With key actions and plots now displayed within a fraction of a second, scientists can perform the research they want and find the results they need instantly - without the wait. This approach has opened up new ways of working with the analysis and has helped to bring the biologists back into the analysis phase.
According to Dr Albrekt, when performing her own research, she typically begins her workflow by coding any interesting factors (and confounding factors) into a single file. She then imports the data and looks at the pattern of samples to search for both anticipated and non-anticipated sub-patterns.
At this point, Dr Albrekt can begin to examine the sub-patterns using the coded factors that she had identified earlier. For example, by using the application's colour function and/or eliminating the factor function. Dr Albrekt can look for any significant differences by using statistical tests.
"We can test the robustness of these findings by using kNN visualisation, randomisation and permutation tools," Dr Albrekt explains. "That way, we can make a decision on which variables to trust, and then annotate any significant variables that we have found and export them for functional analysis using another soft-ware tool."
With the freedom, speed and flexibility provided by this approach, it is now possible to evaluate and test a number of different scenarios and hypotheses in a very short time, and to understand fully the data being examined.
This technique makes it possible for researchers to combine very large quantities of data, and to conduct analysis in ways that were simply not possible before.
"In our studies, we are dealing with very large amounts of data, sometimes between 10 and 100 million data points, which we tend to view as graphics. With other software, these graphics would take a long time to appear, but with the latest data analysis tools, the information is presented instantly," Dr Albrekt says. "As a result, we can be much more creative with our theories, as we can easily test any number of hypotheses in rapid succession."
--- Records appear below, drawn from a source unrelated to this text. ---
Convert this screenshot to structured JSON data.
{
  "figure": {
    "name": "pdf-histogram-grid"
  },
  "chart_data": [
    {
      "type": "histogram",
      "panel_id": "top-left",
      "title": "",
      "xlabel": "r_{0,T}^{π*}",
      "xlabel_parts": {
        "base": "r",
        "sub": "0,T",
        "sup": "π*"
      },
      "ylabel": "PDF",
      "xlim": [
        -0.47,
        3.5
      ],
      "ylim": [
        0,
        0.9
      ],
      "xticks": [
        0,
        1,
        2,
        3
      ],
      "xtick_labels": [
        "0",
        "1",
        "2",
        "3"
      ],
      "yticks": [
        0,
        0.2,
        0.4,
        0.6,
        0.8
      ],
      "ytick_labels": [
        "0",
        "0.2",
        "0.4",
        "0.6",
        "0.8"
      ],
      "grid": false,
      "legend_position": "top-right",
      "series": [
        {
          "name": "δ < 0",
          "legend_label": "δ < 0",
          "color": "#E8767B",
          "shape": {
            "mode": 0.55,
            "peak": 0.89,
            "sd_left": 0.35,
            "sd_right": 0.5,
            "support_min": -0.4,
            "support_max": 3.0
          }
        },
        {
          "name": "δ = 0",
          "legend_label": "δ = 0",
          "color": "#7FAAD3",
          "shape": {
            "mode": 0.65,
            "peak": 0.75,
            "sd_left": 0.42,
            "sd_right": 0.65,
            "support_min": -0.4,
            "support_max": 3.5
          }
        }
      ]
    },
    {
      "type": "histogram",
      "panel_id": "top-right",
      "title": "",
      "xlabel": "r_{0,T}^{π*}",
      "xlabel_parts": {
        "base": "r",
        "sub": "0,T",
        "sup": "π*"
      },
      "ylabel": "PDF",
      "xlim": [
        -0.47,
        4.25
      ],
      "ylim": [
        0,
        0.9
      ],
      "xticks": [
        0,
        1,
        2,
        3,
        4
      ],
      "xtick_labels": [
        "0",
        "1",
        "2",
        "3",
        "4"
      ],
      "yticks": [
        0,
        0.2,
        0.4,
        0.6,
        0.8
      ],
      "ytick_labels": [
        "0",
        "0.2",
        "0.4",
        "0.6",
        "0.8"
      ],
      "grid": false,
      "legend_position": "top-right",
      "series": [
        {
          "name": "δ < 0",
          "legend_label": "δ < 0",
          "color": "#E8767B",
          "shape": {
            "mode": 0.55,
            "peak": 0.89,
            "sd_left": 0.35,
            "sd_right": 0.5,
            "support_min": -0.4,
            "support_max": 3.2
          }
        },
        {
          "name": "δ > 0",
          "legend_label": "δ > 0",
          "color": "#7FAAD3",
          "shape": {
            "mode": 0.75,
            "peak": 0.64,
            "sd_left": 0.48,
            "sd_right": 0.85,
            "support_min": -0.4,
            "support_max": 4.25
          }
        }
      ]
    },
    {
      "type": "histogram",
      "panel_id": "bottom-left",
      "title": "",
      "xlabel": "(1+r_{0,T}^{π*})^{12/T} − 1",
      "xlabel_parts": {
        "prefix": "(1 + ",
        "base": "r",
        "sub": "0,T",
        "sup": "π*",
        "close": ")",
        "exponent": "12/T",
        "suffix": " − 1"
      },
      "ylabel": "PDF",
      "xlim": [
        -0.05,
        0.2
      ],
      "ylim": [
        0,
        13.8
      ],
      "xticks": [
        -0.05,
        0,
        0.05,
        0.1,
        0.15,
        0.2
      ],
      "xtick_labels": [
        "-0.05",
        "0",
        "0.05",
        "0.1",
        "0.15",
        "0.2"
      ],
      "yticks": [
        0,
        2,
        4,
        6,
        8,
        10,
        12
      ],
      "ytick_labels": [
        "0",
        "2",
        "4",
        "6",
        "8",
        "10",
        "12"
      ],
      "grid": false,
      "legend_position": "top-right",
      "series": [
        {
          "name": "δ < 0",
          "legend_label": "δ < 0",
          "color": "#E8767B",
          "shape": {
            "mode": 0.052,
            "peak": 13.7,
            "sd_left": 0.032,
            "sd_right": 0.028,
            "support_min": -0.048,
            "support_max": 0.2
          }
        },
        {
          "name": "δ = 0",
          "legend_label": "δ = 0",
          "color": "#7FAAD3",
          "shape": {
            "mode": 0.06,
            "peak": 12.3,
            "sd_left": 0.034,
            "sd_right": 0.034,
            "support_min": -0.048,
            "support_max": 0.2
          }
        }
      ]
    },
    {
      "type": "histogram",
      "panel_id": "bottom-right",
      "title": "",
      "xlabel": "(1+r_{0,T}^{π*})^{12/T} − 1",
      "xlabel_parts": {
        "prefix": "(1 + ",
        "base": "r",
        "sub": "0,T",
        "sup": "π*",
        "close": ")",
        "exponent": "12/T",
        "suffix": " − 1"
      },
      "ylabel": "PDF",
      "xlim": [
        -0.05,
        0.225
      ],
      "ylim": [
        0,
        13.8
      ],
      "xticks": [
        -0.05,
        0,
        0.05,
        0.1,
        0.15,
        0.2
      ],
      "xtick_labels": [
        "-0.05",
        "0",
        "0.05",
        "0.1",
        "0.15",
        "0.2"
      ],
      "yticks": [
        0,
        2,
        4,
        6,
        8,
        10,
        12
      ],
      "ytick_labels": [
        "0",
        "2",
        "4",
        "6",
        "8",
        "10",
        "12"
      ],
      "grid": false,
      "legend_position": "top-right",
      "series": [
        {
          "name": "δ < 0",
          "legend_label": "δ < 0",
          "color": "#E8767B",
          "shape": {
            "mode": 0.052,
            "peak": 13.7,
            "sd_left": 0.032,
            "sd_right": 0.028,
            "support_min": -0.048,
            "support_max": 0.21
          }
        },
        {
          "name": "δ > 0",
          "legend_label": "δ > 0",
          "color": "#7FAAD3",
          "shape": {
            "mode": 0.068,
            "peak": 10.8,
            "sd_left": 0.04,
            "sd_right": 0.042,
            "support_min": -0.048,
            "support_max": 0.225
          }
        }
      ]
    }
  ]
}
Although Dr Albrekt is currently using data analysis software to study gene expression micro array data, other researchers have used it to study protein array data, miRNA data, and RT-PCR data as part of their research studies. The software has also been used to analyse protein data from 2D gels, image analysis data, and in fact with any data set of multivariate data of sizes up to 1,000 samples and 100,000 variables, or 1,000 variables and 100,000 samples.
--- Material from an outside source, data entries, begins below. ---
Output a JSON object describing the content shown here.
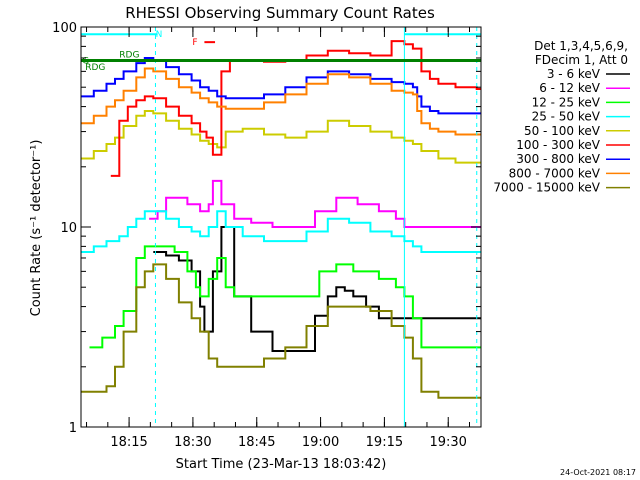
{
  "chart_data": {
    "type": "line",
    "title": "RHESSI Observing Summary Count Rates",
    "xlabel": "Start Time (23-Mar-13 18:03:42)",
    "ylabel": "Count Rate (s⁻¹ detector⁻¹)",
    "yscale": "log",
    "ylim": [
      1,
      100
    ],
    "xlim": [
      0,
      94
    ],
    "x_unit": "minutes after 18:03:42",
    "y_ticks": [
      {
        "value": 1,
        "label": "1"
      },
      {
        "value": 10,
        "label": "10"
      },
      {
        "value": 100,
        "label": "100"
      }
    ],
    "x_ticks": [
      {
        "value": 11.3,
        "label": "18:15"
      },
      {
        "value": 26.3,
        "label": "18:30"
      },
      {
        "value": 41.3,
        "label": "18:45"
      },
      {
        "value": 56.3,
        "label": "19:00"
      },
      {
        "value": 71.3,
        "label": "19:15"
      },
      {
        "value": 86.3,
        "label": "19:30"
      }
    ],
    "legend": {
      "header": [
        "Det 1,3,4,5,6,9,",
        "FDecim 1, Att 0"
      ],
      "entries": [
        {
          "label": "3 - 6 keV",
          "color": "#000000"
        },
        {
          "label": "6 - 12 keV",
          "color": "#ff00ff"
        },
        {
          "label": "12 - 25 keV",
          "color": "#00ff00"
        },
        {
          "label": "25 - 50 keV",
          "color": "#00ffff"
        },
        {
          "label": "50 - 100 keV",
          "color": "#cccc00"
        },
        {
          "label": "100 - 300 keV",
          "color": "#ff0000"
        },
        {
          "label": "300 - 800 keV",
          "color": "#0000ff"
        },
        {
          "label": "800 - 7000 keV",
          "color": "#ff8000"
        },
        {
          "label": "7000 - 15000 keV",
          "color": "#808000"
        }
      ]
    },
    "series": [
      {
        "name": "3 - 6 keV",
        "color": "#000000",
        "x": [
          17,
          20,
          23,
          26,
          28,
          29,
          31,
          33,
          36,
          40,
          45,
          50,
          55,
          58,
          60,
          62,
          64,
          67,
          70
        ],
        "y": [
          7.5,
          7.2,
          6.8,
          6,
          4,
          3,
          6,
          10,
          4.5,
          3,
          2.4,
          2.4,
          3.6,
          4.5,
          5,
          4.8,
          4.5,
          4,
          3.5
        ]
      },
      {
        "name": "6 - 12 keV",
        "color": "#ff00ff",
        "x": [
          16,
          18,
          20,
          22,
          25,
          28,
          30,
          31,
          33,
          36,
          40,
          45,
          50,
          55,
          60,
          65,
          70,
          74,
          76
        ],
        "y": [
          11,
          12,
          14,
          14,
          13,
          12,
          13,
          17,
          13,
          11,
          10.5,
          10,
          10,
          12,
          14,
          13,
          12,
          11,
          10
        ]
      },
      {
        "name": "12 - 25 keV",
        "color": "#00ff00",
        "x": [
          2,
          5,
          8,
          10,
          13,
          15,
          17,
          19,
          22,
          25,
          27,
          28,
          30,
          32,
          34,
          36,
          40,
          45,
          50,
          53,
          56,
          60,
          64,
          67,
          70,
          74,
          76,
          78,
          80,
          83,
          86,
          90,
          93
        ],
        "y": [
          2.5,
          2.8,
          3.2,
          3.8,
          7,
          8,
          8,
          8,
          7.5,
          6,
          5,
          4.5,
          5.5,
          7,
          5,
          4.5,
          4.5,
          4.5,
          4.5,
          4.5,
          6,
          6.5,
          6,
          6,
          5.5,
          5,
          4.5,
          3.5,
          2.5,
          2.5,
          2.5,
          2.5,
          2.5
        ]
      },
      {
        "name": "25 - 50 keV",
        "color": "#00ffff",
        "x": [
          0,
          3,
          6,
          9,
          11,
          13,
          15,
          17,
          20,
          23,
          26,
          28,
          30,
          32,
          34,
          38,
          43,
          48,
          53,
          58,
          63,
          68,
          73,
          76,
          78,
          80,
          84,
          88,
          93
        ],
        "y": [
          7.5,
          8,
          8.5,
          9,
          10,
          11,
          12,
          12,
          11,
          10,
          9.5,
          9,
          10,
          12,
          10,
          9,
          8.5,
          8.5,
          9.5,
          11,
          10.5,
          9.5,
          9,
          8.5,
          8,
          7.5,
          7.5,
          7.5,
          7.5
        ]
      },
      {
        "name": "50 - 100 keV",
        "color": "#cccc00",
        "x": [
          0,
          3,
          6,
          8,
          10,
          13,
          15,
          17,
          20,
          23,
          26,
          28,
          30,
          32,
          34,
          38,
          43,
          48,
          53,
          58,
          63,
          68,
          73,
          76,
          78,
          80,
          84,
          88,
          93
        ],
        "y": [
          22,
          24,
          26,
          28,
          32,
          36,
          38,
          37,
          34,
          31,
          29,
          27,
          26,
          25,
          30,
          31,
          29,
          28,
          30,
          34,
          32,
          30,
          28,
          27,
          26,
          24,
          22,
          21,
          21
        ]
      },
      {
        "name": "100 - 300 keV",
        "color": "#ff0000",
        "x": [
          7,
          9,
          11,
          13,
          15,
          17,
          20,
          23,
          26,
          28,
          29.5,
          31,
          33,
          35,
          38,
          43,
          48,
          53,
          58,
          63,
          68,
          73,
          76,
          78,
          80,
          82,
          84,
          88,
          93
        ],
        "y": [
          18,
          34,
          40,
          43,
          45,
          44,
          40,
          36,
          33,
          30,
          28,
          23,
          60,
          68,
          68,
          67,
          68,
          72,
          76,
          74,
          72,
          85,
          82,
          78,
          60,
          55,
          52,
          50,
          49
        ]
      },
      {
        "name": "300 - 800 keV",
        "color": "#0000ff",
        "x": [
          0,
          3,
          6,
          8,
          10,
          13,
          15,
          17,
          20,
          23,
          26,
          28,
          30,
          32,
          34,
          38,
          43,
          48,
          53,
          58,
          63,
          68,
          73,
          76,
          78,
          79,
          80,
          82,
          84,
          88,
          93
        ],
        "y": [
          45,
          48,
          52,
          55,
          60,
          66,
          70,
          68,
          63,
          58,
          54,
          50,
          48,
          45,
          44,
          44,
          46,
          50,
          56,
          60,
          58,
          55,
          53,
          52,
          50,
          45,
          40,
          38,
          37,
          37,
          37
        ]
      },
      {
        "name": "800 - 7000 keV",
        "color": "#ff8000",
        "x": [
          0,
          3,
          6,
          8,
          10,
          13,
          15,
          17,
          20,
          23,
          26,
          28,
          30,
          32,
          34,
          38,
          43,
          48,
          53,
          58,
          63,
          68,
          73,
          76,
          78,
          79,
          80,
          82,
          84,
          88,
          93
        ],
        "y": [
          33,
          36,
          40,
          43,
          48,
          56,
          62,
          60,
          55,
          50,
          47,
          44,
          42,
          40,
          39,
          39,
          42,
          46,
          52,
          58,
          56,
          52,
          48,
          47,
          46,
          38,
          33,
          31,
          30,
          29,
          29
        ]
      },
      {
        "name": "7000 - 15000 keV",
        "color": "#808000",
        "x": [
          0,
          3,
          6,
          8,
          10,
          13,
          15,
          17,
          20,
          23,
          26,
          28,
          30,
          32,
          34,
          38,
          43,
          48,
          53,
          58,
          63,
          68,
          73,
          76,
          78,
          80,
          84,
          88,
          93
        ],
        "y": [
          1.5,
          1.5,
          1.6,
          2,
          3,
          5,
          6,
          6.5,
          5.5,
          4.2,
          3.5,
          3,
          2.2,
          2,
          2,
          2,
          2.2,
          2.5,
          3.2,
          4,
          4,
          3.8,
          3.2,
          2.8,
          2.2,
          1.5,
          1.4,
          1.4,
          1.4
        ]
      }
    ],
    "segments": [
      {
        "label": "N",
        "color": "#00ffff",
        "x0": 0,
        "x1": 18,
        "y": 92
      },
      {
        "label": "",
        "color": "#00ffff",
        "x0": 76,
        "x1": 94,
        "y": 92
      },
      {
        "label": "F",
        "color": "#ff0000",
        "x0": 29,
        "x1": 31.5,
        "y": 84
      },
      {
        "label": "RDG",
        "color": "#008000",
        "x0": 0,
        "x1": 94,
        "y": 68
      }
    ],
    "segment_labels": [
      {
        "label": "RDG",
        "color": "#008000",
        "x": 9,
        "y": 73
      },
      {
        "label": "RDG",
        "color": "#008000",
        "x": 1,
        "y": 63
      }
    ],
    "vlines": [
      {
        "x": 0,
        "color": "#00ffff",
        "style": "solid"
      },
      {
        "x": 76,
        "color": "#00ffff",
        "style": "solid"
      },
      {
        "x": 17.5,
        "color": "#00ffff",
        "style": "dashed"
      },
      {
        "x": 93,
        "color": "#00ffff",
        "style": "dashed"
      }
    ]
  },
  "timestamp": "24-Oct-2021 08:17"
}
The latest technological advances are making it easier for researchers to compare the vast quantity of genomic data generated, to test different hypotheses and explore alternative scenarios within seconds. Not only that, the latest data analysis software is helping scientists to regain control of the analysis and to realise the true potential of gene expression profiling.
According to Dr Albrekt, her efforts will continue to focus on the Sens-it-iv allergen studies and the cancer research within CREATE Health - a strategic centre for translational cancer research.
"In terms of the work we are doing for Sen-it-iv, I feel confident that a successful project outcome will contribute to a reduction in the number of animals required for safety testing and the establishment of more accurate tools for product development," she says.